Estas afirmações são longínquas, podem não ter matado, mas continuam a moer. Pode parecer quase inócuo que Freud tenha feito estas declarações, mas tendo em conta que partiram de um dos mais citados nomes quando se fala das questões da mente humana, obviamente, o peso é diferente. São estas e outras ideias que se foram infiltrando no discurso, qual afluente a correr para um rio. E tudo aquilo de que os homens que odeiam mulheres menos precisam é de validação da sociedade.

Há dias, o “Expresso” dava conta de uma personagem de seu cibernome Roosh V, um blogger norte-americano que se diz inventor de uma nova filosofia de vida, a ”neomasculinidade”. Entre as propostas deste homem há uma especialmente chocante e que lhe valeu o epíteto de “o homem mais odiado do mundo”. Roosh V defende que a “violação dentro de casa deveria ser legalizada”.

APAV recebe 17 chamadas por dia No início desta semana celebrou-se o Dia Europeu da Vítima da Crise, tendo a Associação Portuguesa de Apoio à Vítima (APAV) escolhido esta data para divulgar as estatísticas da instituição.

Desde 17 de novembro de 2014 que a APAV tem uma linha de apoio à vítima. Até ao fim desse ano foram recebidas 185 chamadas. Em 2015, o número fixou–se nas 3634, o que significa que 17 pessoas ligam por dia a pedir ajuda. No decorrer dos telefonemas foram abertos 2303 novos processos de apoio.

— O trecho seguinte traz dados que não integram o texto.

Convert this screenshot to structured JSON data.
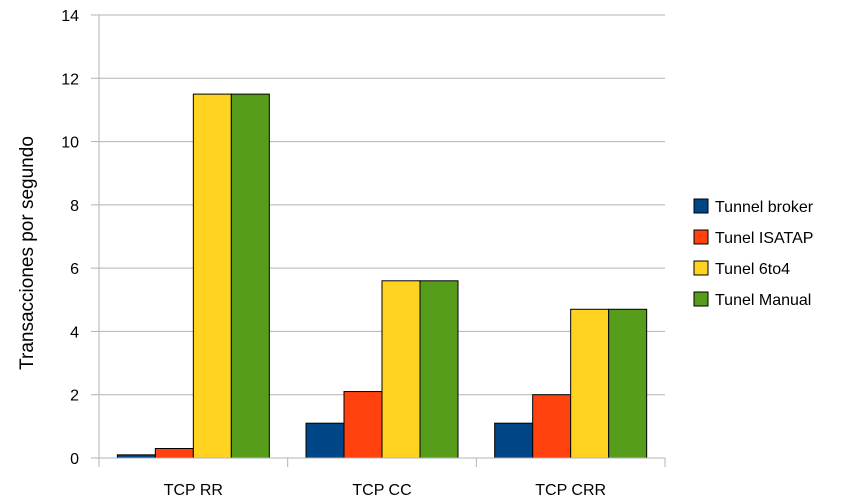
{
  "chart_data": {
    "type": "bar",
    "title": "",
    "xlabel": "",
    "ylabel": "Transacciones por segundo",
    "categories": [
      "TCP RR",
      "TCP CC",
      "TCP CRR"
    ],
    "series": [
      {
        "name": "Tunnel broker",
        "color": "#004586",
        "values": [
          0.1,
          1.1,
          1.1
        ]
      },
      {
        "name": "Tunel ISATAP",
        "color": "#ff420e",
        "values": [
          0.3,
          2.1,
          2.0
        ]
      },
      {
        "name": "Tunel 6to4",
        "color": "#ffd320",
        "values": [
          11.5,
          5.6,
          4.7
        ]
      },
      {
        "name": "Tunel Manual",
        "color": "#579d1c",
        "values": [
          11.5,
          5.6,
          4.7
        ]
      }
    ],
    "ylim": [
      0,
      14
    ],
    "yticks": [
      0,
      2,
      4,
      6,
      8,
      10,
      12,
      14
    ],
    "grid": true,
    "legend_position": "right"
  }
}
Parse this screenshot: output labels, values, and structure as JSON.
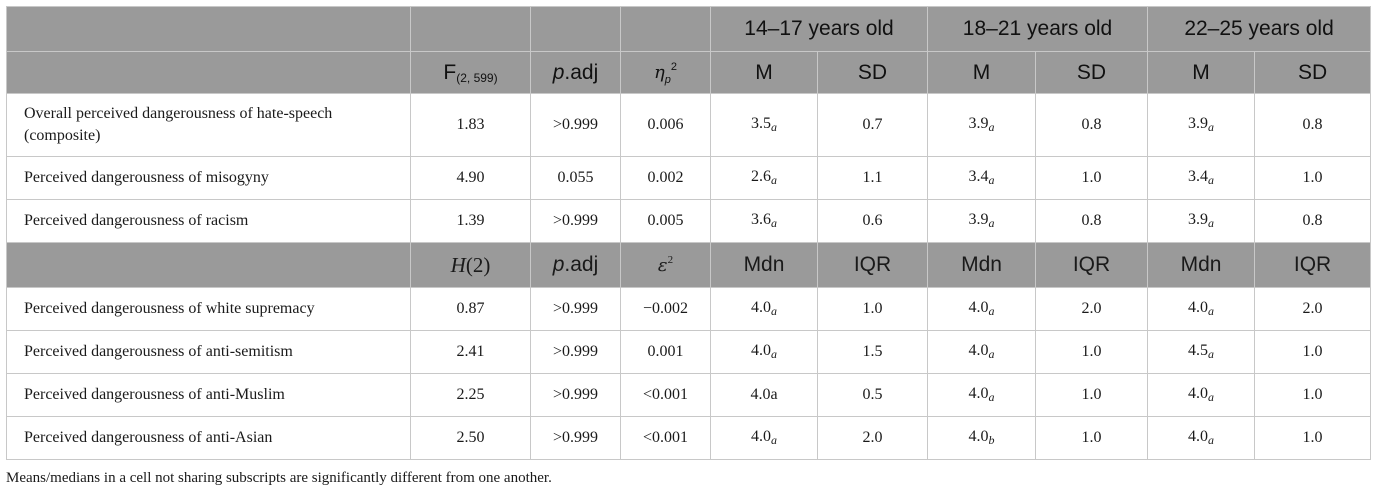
{
  "groups": [
    "14–17 years old",
    "18–21 years old",
    "22–25 years old"
  ],
  "header1": {
    "stat": "F",
    "stat_sub": "(2, 599)",
    "p": "p",
    "p_suffix": ".adj",
    "effect": "η",
    "effect_sub": "p",
    "effect_sup": "2",
    "col_a": "M",
    "col_b": "SD"
  },
  "header2": {
    "stat": "H",
    "stat_suffix": "(2)",
    "p": "p",
    "p_suffix": ".adj",
    "effect": "ε",
    "effect_sup": "2",
    "col_a": "Mdn",
    "col_b": "IQR"
  },
  "section1": [
    {
      "label": "Overall perceived dangerousness of hate-speech (composite)",
      "stat": "1.83",
      "p": ">0.999",
      "eff": "0.006",
      "g1": "3.5",
      "g1s": "a",
      "g1b": "0.7",
      "g2": "3.9",
      "g2s": "a",
      "g2b": "0.8",
      "g3": "3.9",
      "g3s": "a",
      "g3b": "0.8"
    },
    {
      "label": "Perceived dangerousness of misogyny",
      "stat": "4.90",
      "p": "0.055",
      "eff": "0.002",
      "g1": "2.6",
      "g1s": "a",
      "g1b": "1.1",
      "g2": "3.4",
      "g2s": "a",
      "g2b": "1.0",
      "g3": "3.4",
      "g3s": "a",
      "g3b": "1.0"
    },
    {
      "label": "Perceived dangerousness of racism",
      "stat": "1.39",
      "p": ">0.999",
      "eff": "0.005",
      "g1": "3.6",
      "g1s": "a",
      "g1b": "0.6",
      "g2": "3.9",
      "g2s": "a",
      "g2b": "0.8",
      "g3": "3.9",
      "g3s": "a",
      "g3b": "0.8"
    }
  ],
  "section2": [
    {
      "label": "Perceived dangerousness of white supremacy",
      "stat": "0.87",
      "p": ">0.999",
      "eff": "−0.002",
      "g1": "4.0",
      "g1s": "a",
      "g1b": "1.0",
      "g2": "4.0",
      "g2s": "a",
      "g2b": "2.0",
      "g3": "4.0",
      "g3s": "a",
      "g3b": "2.0"
    },
    {
      "label": "Perceived dangerousness of anti-semitism",
      "stat": "2.41",
      "p": ">0.999",
      "eff": "0.001",
      "g1": "4.0",
      "g1s": "a",
      "g1b": "1.5",
      "g2": "4.0",
      "g2s": "a",
      "g2b": "1.0",
      "g3": "4.5",
      "g3s": "a",
      "g3b": "1.0"
    },
    {
      "label": "Perceived dangerousness of anti-Muslim",
      "stat": "2.25",
      "p": ">0.999",
      "eff": "<0.001",
      "g1": "4.0a",
      "g1b": "0.5",
      "g2": "4.0",
      "g2s": "a",
      "g2b": "1.0",
      "g3": "4.0",
      "g3s": "a",
      "g3b": "1.0"
    },
    {
      "label": "Perceived dangerousness of anti-Asian",
      "stat": "2.50",
      "p": ">0.999",
      "eff": "<0.001",
      "g1": "4.0",
      "g1s": "a",
      "g1b": "2.0",
      "g2": "4.0",
      "g2s": "b",
      "g2b": "1.0",
      "g3": "4.0",
      "g3s": "a",
      "g3b": "1.0"
    }
  ],
  "note": "Means/medians in a cell not sharing subscripts are significantly different from one another."
}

Segundo as estatísticas da_APAV, foram cometidos 3968 crimes e outras formas de violência. Deste total, 66,4% dos crimes são “por maus-tratos físicos e psíquicos no âmbito da violência doméstica”. De acordo com “dados apurados pela APAV entre novembro de 2014 e dezembro de 2015”, 84% das vítimas são do sexo feminino. A esmagadora maioria dos autores do crime (83%) são… homens.